Relations with the employer and/or the employer's Lawyer. As the plaintiff's lawyer, you will likely need the employer's help and in turn will want to help the employer. The employer may have valuable information to help prosecute the civil case. The employer may be able to secure important evidence or witnesses. In addition, the employer is typically aligned with the employee regarding liability -- both want to maximize the third-party defendant's fault and minimize the employer's fault (i.e., unrecoverable fault). Hostility between the plaintiff lawyer and the employer will not advance these interests and may in fact hurt them.

Trial considerations There are also trial considerations. For example, do you want the workers' compensation subrogation case to be tried with the civil case? If the employer remains in the case, the jury will be informed that the employer is seeking reimbursement for benefits paid, thus bringing collateral source benefits before the jury. You may or may not want the employer's lawyer involved in presenting the case. While the subrogation attorney will be largely aligned with the plaintiff and motivated to help the plaintiff obtain the biggest damage award possible while mitigating employer/co-employee fault, the employer's lawyer may not be very adept at presenting the case at trial. The employer's attorney might "screw up" the plaintiff's case. On the other hand, the employer's lawyer may be great at trial or may have experts or other resources helpful to the plaintiff. Regardless of whether you are on the defense or plaintiff side, you'll want to consider whether having the employer involved at trial is a good thing.


Whether you are a plaintiff's lawyer, an applicant's lawyer, liability defense or workers' compensation subrogation lawyer, it is imperative you understand the interplay between the workers' compensation system and third-party personal injury claims. As discussed at length above, there is a lot to consider.
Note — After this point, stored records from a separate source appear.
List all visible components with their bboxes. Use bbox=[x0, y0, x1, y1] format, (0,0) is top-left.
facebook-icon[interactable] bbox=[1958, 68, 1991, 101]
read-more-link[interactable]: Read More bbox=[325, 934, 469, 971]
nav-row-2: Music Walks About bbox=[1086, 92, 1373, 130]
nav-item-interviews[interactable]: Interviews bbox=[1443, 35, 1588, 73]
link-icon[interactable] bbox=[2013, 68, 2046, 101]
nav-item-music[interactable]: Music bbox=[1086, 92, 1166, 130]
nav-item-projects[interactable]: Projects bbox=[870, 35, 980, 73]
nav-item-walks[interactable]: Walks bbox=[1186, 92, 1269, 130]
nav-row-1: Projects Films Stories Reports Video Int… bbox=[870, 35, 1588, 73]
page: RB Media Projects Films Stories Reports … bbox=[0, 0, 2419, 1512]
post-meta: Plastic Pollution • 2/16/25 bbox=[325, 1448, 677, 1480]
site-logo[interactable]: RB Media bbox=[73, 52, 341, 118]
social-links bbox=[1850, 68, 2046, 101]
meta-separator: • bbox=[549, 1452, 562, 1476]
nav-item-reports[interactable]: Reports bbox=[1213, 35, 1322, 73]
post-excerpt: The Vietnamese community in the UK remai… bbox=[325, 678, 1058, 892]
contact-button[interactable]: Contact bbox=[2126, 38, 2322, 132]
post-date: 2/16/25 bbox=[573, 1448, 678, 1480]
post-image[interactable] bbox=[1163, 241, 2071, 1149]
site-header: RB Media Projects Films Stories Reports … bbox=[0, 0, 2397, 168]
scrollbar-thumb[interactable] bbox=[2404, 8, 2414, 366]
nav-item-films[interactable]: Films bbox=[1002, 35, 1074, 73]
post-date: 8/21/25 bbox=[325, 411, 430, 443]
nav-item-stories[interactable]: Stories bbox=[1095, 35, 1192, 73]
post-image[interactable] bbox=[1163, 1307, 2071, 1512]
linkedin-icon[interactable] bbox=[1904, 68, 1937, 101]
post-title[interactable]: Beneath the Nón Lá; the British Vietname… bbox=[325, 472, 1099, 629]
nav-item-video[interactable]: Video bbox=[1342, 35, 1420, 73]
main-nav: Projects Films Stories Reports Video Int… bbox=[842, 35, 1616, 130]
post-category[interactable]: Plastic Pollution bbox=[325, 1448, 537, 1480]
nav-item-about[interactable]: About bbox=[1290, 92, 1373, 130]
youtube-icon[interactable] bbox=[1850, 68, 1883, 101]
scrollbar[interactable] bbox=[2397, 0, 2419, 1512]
For the plaintiff's lawyer, deciding whether to pursue a third-party case will hinge in part on how that case might impact the client's workers' compensation case, and the client's prospects for a reasonable net recovery in the civil case after considering the potential reimbursement claim and employer/employee fault (i.e., fault that represents unrecoverable liability). Also, coordinating the civil case with the applicant's attorney is critical since evidence in the workers' compensation case can become important in the civil case, and the workers' compensation case and civil case can dramatically affect each other.

For the third-party defense lawyer, understanding how the workers' compensation case and subrogation rights can affect the plaintiff's civil case will give you an advantage in trying to resolve the case. For example, you may have an opportunity to buy the workers' compensation lien cheap, thus improving the chance of settlement while limiting your client's exposure.

And for the subrogation attorney, understanding third-party liability issues and the rules affecting subrogation rights, especially where there is considerable employer and/or co-employee fault, will be important in your decision making. Because there are so many tricky issues in these cases, often a global settlement is the best way to control your risk and avoid a big mistake.